The Cree School Board (CSB) held a ceremonial signing in Mistissini January 19 to launch the service with the Cree Regional Authority (CRA) and the Quebec Ministry of Education.
The program, which is available to every school board in Quebec, was set up to ensure the safety of the children, to make sure they aren’t home alone and to take a little stress from their parents’ shoulders.
Daycare educators will come into the school in the morning, during lunch and after school to monitor the students in Grades 1 to 6 who are signed up for the program.
“The After School Day Care Program was an item that was on my platform when I ran for the chairmanship of the Cree School Board,” said William Mianscum, who was elected CSB Chairman in August 2003.
Mianscum says the reason that teachers are not asked to watch kids after school is for budgetary reasons. In order to avoid higher wages, dues and payroll expenses for educators classified as teachers, a little financial sleight of hand is needed. Thus the Education Ministry will transfer funds to the CSB, which in turn will hand it over to the CRA in order to dole the money out under their Child Care and Family Services Program, thus avoiding costly teaching certification for day care workers.
The program will cost $1.6 million annually. The cost to each parent will be $7 a day.
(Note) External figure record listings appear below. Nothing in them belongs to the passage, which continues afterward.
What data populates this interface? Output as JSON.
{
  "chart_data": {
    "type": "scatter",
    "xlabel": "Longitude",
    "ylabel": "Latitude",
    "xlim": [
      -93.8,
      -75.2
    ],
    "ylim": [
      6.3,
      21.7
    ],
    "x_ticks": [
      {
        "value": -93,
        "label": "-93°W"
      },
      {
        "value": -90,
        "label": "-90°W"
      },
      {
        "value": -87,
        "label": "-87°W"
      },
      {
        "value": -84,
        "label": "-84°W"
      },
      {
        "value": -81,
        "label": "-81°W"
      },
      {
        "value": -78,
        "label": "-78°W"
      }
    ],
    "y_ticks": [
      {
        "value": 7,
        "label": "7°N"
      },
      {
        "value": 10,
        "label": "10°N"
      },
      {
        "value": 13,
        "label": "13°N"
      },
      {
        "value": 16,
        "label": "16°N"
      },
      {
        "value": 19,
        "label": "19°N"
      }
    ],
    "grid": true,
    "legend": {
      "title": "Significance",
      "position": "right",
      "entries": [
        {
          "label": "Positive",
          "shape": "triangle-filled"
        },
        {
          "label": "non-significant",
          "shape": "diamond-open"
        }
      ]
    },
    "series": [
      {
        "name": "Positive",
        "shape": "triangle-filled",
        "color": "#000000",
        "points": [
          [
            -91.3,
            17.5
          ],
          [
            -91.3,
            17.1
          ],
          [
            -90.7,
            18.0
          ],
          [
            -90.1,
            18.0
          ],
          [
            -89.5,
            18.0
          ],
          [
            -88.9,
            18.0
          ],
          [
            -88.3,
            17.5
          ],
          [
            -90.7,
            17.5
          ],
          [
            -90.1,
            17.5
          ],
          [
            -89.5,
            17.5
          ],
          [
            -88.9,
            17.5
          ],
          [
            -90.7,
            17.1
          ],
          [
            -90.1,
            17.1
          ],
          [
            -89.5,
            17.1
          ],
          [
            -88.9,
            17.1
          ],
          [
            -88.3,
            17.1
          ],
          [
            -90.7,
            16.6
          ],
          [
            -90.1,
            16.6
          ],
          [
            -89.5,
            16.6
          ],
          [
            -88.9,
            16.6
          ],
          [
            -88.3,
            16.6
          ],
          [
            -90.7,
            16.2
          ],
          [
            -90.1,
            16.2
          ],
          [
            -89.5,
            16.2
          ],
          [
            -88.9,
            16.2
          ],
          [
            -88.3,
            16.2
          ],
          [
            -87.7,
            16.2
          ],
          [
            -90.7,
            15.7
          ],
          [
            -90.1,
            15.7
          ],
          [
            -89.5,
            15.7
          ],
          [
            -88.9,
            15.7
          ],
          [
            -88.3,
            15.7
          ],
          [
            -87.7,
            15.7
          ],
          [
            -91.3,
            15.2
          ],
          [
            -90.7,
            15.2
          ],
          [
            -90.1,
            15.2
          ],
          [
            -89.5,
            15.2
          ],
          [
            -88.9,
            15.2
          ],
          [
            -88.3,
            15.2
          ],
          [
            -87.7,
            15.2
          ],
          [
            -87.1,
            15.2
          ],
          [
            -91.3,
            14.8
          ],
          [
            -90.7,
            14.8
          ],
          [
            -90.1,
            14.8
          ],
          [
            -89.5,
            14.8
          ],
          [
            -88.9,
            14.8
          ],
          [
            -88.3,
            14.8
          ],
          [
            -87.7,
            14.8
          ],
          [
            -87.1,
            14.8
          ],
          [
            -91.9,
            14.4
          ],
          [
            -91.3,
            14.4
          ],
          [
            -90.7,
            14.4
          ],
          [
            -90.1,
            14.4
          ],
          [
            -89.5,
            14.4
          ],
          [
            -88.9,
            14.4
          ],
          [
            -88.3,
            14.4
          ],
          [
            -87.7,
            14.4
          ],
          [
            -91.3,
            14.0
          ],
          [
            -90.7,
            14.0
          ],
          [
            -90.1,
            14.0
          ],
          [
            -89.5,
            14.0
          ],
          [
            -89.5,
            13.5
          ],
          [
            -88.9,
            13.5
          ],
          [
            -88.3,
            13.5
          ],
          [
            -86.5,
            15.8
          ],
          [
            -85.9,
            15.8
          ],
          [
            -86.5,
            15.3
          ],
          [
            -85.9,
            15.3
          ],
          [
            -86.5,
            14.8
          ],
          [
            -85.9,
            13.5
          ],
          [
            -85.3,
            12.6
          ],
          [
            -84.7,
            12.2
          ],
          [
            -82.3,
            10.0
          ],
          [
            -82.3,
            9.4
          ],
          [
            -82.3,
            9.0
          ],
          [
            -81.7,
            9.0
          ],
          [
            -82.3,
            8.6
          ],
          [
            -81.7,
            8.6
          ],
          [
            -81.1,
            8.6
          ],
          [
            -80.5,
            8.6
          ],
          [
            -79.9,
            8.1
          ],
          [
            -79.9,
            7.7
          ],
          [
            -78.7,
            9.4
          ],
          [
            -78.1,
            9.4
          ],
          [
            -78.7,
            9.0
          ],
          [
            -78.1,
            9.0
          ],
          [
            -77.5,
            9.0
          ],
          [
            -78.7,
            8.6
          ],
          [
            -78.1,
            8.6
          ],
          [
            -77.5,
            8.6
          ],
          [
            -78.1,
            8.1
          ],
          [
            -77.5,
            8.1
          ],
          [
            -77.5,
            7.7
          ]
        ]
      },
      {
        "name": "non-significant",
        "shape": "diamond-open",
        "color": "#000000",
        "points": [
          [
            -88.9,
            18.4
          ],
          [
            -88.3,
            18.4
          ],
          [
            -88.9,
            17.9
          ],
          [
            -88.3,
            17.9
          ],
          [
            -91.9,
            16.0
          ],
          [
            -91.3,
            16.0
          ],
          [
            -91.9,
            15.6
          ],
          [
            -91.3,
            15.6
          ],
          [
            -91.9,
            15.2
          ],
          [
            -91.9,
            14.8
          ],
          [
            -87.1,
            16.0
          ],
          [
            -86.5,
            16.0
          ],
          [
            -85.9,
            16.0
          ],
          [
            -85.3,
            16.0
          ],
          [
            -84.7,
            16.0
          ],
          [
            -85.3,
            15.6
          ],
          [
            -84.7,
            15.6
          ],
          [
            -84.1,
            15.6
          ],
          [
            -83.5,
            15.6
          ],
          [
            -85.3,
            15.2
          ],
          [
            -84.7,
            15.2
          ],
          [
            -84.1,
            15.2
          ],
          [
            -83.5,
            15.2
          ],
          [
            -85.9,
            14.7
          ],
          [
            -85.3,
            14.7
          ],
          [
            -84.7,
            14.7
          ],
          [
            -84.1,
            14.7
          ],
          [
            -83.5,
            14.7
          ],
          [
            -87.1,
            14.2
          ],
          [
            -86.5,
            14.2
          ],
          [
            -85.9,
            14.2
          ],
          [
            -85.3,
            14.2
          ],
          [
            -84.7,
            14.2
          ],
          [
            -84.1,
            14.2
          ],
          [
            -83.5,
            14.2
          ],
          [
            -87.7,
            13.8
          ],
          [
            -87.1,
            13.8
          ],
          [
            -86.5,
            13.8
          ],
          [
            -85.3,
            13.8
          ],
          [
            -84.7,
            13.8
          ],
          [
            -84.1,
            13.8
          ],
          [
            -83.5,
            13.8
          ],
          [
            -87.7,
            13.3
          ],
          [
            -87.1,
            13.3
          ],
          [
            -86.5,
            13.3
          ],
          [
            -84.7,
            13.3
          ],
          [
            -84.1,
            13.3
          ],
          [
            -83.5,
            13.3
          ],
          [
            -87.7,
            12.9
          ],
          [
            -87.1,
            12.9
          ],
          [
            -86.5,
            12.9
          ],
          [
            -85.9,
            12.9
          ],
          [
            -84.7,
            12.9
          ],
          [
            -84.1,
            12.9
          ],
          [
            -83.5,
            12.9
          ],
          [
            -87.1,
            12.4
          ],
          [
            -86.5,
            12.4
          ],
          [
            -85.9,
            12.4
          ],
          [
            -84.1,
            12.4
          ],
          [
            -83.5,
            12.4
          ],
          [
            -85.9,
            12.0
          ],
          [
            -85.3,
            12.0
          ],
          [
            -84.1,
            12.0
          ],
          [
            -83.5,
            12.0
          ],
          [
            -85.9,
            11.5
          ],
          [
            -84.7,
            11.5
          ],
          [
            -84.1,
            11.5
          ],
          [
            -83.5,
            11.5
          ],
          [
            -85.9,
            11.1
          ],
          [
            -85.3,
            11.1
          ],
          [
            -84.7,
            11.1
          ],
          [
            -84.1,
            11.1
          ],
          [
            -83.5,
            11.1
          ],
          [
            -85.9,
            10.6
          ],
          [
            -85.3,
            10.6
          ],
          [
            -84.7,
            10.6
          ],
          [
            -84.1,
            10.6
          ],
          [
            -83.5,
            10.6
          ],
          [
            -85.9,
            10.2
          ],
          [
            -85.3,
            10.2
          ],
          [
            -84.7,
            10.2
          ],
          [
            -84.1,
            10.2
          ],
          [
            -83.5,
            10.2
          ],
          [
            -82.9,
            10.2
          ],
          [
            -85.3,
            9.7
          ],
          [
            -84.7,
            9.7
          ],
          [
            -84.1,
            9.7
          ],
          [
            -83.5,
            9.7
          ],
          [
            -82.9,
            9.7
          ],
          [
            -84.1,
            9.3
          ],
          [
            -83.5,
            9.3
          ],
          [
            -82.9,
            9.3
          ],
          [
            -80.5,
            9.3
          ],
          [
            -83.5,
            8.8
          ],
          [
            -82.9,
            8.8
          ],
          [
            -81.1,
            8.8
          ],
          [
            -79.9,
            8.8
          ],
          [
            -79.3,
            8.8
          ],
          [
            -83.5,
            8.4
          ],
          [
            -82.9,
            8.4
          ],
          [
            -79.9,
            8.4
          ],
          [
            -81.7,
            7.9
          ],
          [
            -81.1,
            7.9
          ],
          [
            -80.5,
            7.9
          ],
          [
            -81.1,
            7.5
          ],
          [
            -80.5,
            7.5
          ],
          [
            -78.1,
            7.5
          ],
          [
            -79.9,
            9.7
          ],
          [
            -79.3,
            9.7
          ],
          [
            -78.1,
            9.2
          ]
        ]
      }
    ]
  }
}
Since the project is in the early stages, Mianscum could only guess how many students would sign up for the program. He figured 200 to 230 children would be enrolled. He also could not say when each community would implement the program.
“It’s a program that will enhance the success of these children as they go onto secondary classes,” he said. “It’ll give them the edge to be successful in their studies. The educators are not just going to be looking after them, they’re going to be working on their assignments with them and continue with lessons the students have received from their teachers. They’re also there to help them if they fall behind.”
Proposed activities include floor hockey, basketball, board games and outdoor activities.